Common foods to limit or avoid (especially during flares)
- Insoluble fiber–dense foods: raw leafy greens, crunchy salads, raw broccoli/cauliflower, bran cereals, popcorn, nuts, and seeds.
- Greasy or very high-fat foods: deep-fried items, heavy takeout, fatty cuts of meat; these can increase urgency and cramping.
- Spicy foods and strong seasonings: hot peppers, chili oil, wasabi.
- Alcohol and caffeine: beer, wine, spirits, energy drinks, strong coffee—can stimulate the bowel.
- Sugar alcohols and high–added sugar foods: sorbitol, mannitol, xylitol in “sugar-free” candies/gums; large servings of sweets may worsen bloating and diarrhea.
- Lactose-containing dairy (if sensitive): milk, soft cheeses, ice cream; consider lactase-treated or lactose-free options.
- Carbonated beverages: can increase gas and discomfort.
Gentler swaps and strategies
- Low-residue choices during flares: white rice, sourdough or white bread, plain pasta, peeled and cooked vegetables (carrots, zucchini), ripe bananas, applesauce, smooth nut butters (if tolerated), lean poultry or fish.
- Protein first: eggs, tofu, baked chicken or turkey, simple fish preparations can help maintain strength without excessive fiber.
- Cook it soft: steaming, baking, or slow-cooking can make foods easier to digest than raw or fried preparations.
- Hydrate smartly: water, oral rehydration solutions, and broths; limit alcohol and very sweet drinks.
- Reintroduce gradually in remission: add back whole grains, fruits, and veggies in small amounts; peel and cook at first, and space high-fiber foods throughout the day.
Because triggers vary, some people benefit from structured approaches such as a short-term low-FODMAP plan or an individualized Mediterranean-style diet in remission.

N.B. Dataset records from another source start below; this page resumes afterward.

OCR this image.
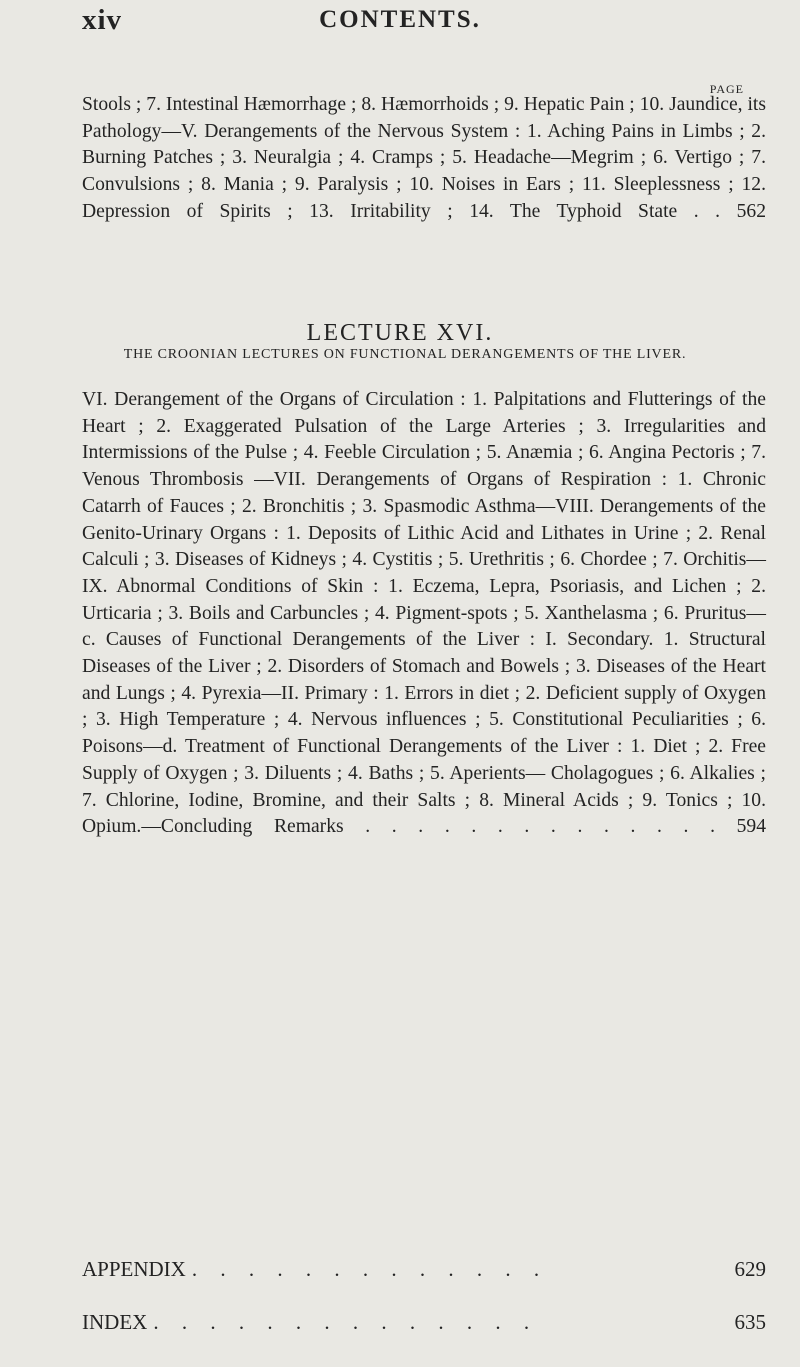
xiv	CONTENTS.
PAGE

Stools ; 7. Intestinal Hæmorrhage ; 8. Hæmorrhoids ; 9. Hepatic Pain ; 10. Jaundice, its Pathology—V. Derangements of the Nervous System : 1. Aching Pains in Limbs ; 2. Burning Patches ; 3. Neuralgia ; 4. Cramps ; 5. Headache—Megrim ; 6. Vertigo ; 7. Convulsions ; 8. Mania ; 9. Paralysis ; 10. Noises in Ears ; 11. Sleeplessness ; 12. Depression of Spirits ; 13. Irritability ; 14. The Typhoid State . . 562

LECTURE XVI.
THE CROONIAN LECTURES ON FUNCTIONAL DERANGEMENTS OF THE LIVER.

VI. Derangement of the Organs of Circulation : 1. Palpitations and Flutterings of the Heart ; 2. Exaggerated Pulsation of the Large Arteries ; 3. Irregularities and Intermissions of the Pulse ; 4. Feeble Circulation ; 5. Anæmia ; 6. Angina Pectoris ; 7. Venous Thrombosis —VII. Derangements of Organs of Respiration : 1. Chronic Catarrh of Fauces ; 2. Bronchitis ; 3. Spasmodic Asthma—VIII. Derangements of the Genito-Urinary Organs : 1. Deposits of Lithic Acid and Lithates in Urine ; 2. Renal Calculi ; 3. Diseases of Kidneys ; 4. Cystitis ; 5. Urethritis ; 6. Chordee ; 7. Orchitis—IX. Abnormal Conditions of Skin : 1. Eczema, Lepra, Psoriasis, and Lichen ; 2. Urticaria ; 3. Boils and Carbuncles ; 4. Pigment-spots ; 5. Xanthelasma ; 6. Pruritus—c. Causes of Functional Derangements of the Liver : I. Secondary. 1. Structural Diseases of the Liver ; 2. Disorders of Stomach and Bowels ; 3. Diseases of the Heart and Lungs ; 4. Pyrexia—II. Primary : 1. Errors in diet ; 2. Deficient supply of Oxygen ; 3. High Temperature ; 4. Nervous influences ; 5. Constitutional Peculiarities ; 6. Poisons—d. Treatment of Functional Derangements of the Liver : 1. Diet ; 2. Free Supply of Oxygen ; 3. Diluents ; 4. Baths ; 5. Aperients— Cholagogues ; 6. Alkalies ; 7. Chlorine, Iodine, Bromine, and their Salts ; 8. Mineral Acids ; 9. Tonics ; 10. Opium.—Concluding Remarks . . . . . . . . . . . . . . 594

APPENDIX . . . . . . . . . . . . .	629
INDEX . . . . . . . . . . . . . .	635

Work with a dietitian to avoid nutrient gaps, especially if you’ve lost weight or have iron, B12, or vitamin D deficiencies.
Practical next steps
- Review your medicine cabinet: Check for NSAIDs, PPIs, and other drugs listed above. Ask your clinician about safer alternatives if you have UC or significant risk factors.
- Don’t stop prescriptions abruptly: Sudden changes can be harmful. Make adjustments under medical supervision.

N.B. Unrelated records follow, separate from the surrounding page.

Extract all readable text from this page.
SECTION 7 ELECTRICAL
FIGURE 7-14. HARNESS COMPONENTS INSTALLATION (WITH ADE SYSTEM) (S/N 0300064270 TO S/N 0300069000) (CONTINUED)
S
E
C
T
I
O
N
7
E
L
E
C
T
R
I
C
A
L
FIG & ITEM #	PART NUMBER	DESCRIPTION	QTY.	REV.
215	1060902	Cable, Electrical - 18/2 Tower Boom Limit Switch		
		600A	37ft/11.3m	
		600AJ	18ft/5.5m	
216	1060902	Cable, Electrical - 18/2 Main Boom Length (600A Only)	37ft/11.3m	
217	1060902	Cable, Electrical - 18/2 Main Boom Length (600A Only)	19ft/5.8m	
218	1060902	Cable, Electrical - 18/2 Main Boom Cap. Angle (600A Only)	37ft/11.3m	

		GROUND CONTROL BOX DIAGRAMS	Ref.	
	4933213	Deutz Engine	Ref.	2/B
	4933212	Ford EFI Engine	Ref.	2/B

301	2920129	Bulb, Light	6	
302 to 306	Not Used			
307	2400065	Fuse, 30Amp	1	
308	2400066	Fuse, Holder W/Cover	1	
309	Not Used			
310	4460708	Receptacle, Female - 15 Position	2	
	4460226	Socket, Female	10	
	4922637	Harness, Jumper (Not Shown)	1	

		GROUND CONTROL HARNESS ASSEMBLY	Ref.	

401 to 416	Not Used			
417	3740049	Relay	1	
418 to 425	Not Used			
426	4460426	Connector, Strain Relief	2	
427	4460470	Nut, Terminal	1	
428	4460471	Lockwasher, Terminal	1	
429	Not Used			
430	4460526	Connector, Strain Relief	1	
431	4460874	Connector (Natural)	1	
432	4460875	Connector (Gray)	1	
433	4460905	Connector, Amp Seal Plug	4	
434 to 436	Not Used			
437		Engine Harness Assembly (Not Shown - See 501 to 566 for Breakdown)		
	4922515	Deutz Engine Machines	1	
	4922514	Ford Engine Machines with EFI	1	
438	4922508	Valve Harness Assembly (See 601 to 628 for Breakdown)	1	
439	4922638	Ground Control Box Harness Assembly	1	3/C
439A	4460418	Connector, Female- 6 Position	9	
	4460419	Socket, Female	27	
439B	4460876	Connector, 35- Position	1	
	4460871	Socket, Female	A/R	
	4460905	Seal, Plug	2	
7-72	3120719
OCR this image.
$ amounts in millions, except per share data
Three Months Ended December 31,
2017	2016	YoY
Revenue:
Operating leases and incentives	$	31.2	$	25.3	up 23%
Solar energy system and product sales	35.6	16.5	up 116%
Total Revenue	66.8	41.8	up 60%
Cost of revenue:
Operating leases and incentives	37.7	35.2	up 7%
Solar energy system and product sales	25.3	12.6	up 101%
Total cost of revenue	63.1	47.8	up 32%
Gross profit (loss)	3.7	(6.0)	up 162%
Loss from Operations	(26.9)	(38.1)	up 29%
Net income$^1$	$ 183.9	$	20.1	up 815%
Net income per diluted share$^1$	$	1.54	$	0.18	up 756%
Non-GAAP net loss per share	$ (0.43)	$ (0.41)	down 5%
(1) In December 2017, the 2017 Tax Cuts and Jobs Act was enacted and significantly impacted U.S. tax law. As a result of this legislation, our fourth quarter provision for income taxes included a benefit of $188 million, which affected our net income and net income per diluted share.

- Build your care team: A gastroenterologist, primary care clinician, and IBD dietitian can tailor your treatment and nutrition plan.
- Track patterns: Keep a simple log of symptoms, foods, stress, sleep, and medications to spot triggers and share insights at appointments.
If you suspect a medication is worsening your ulcerative colitis—or you’re starting a new one and want to minimize risk—bring this list to your next visit and discuss the best plan for you.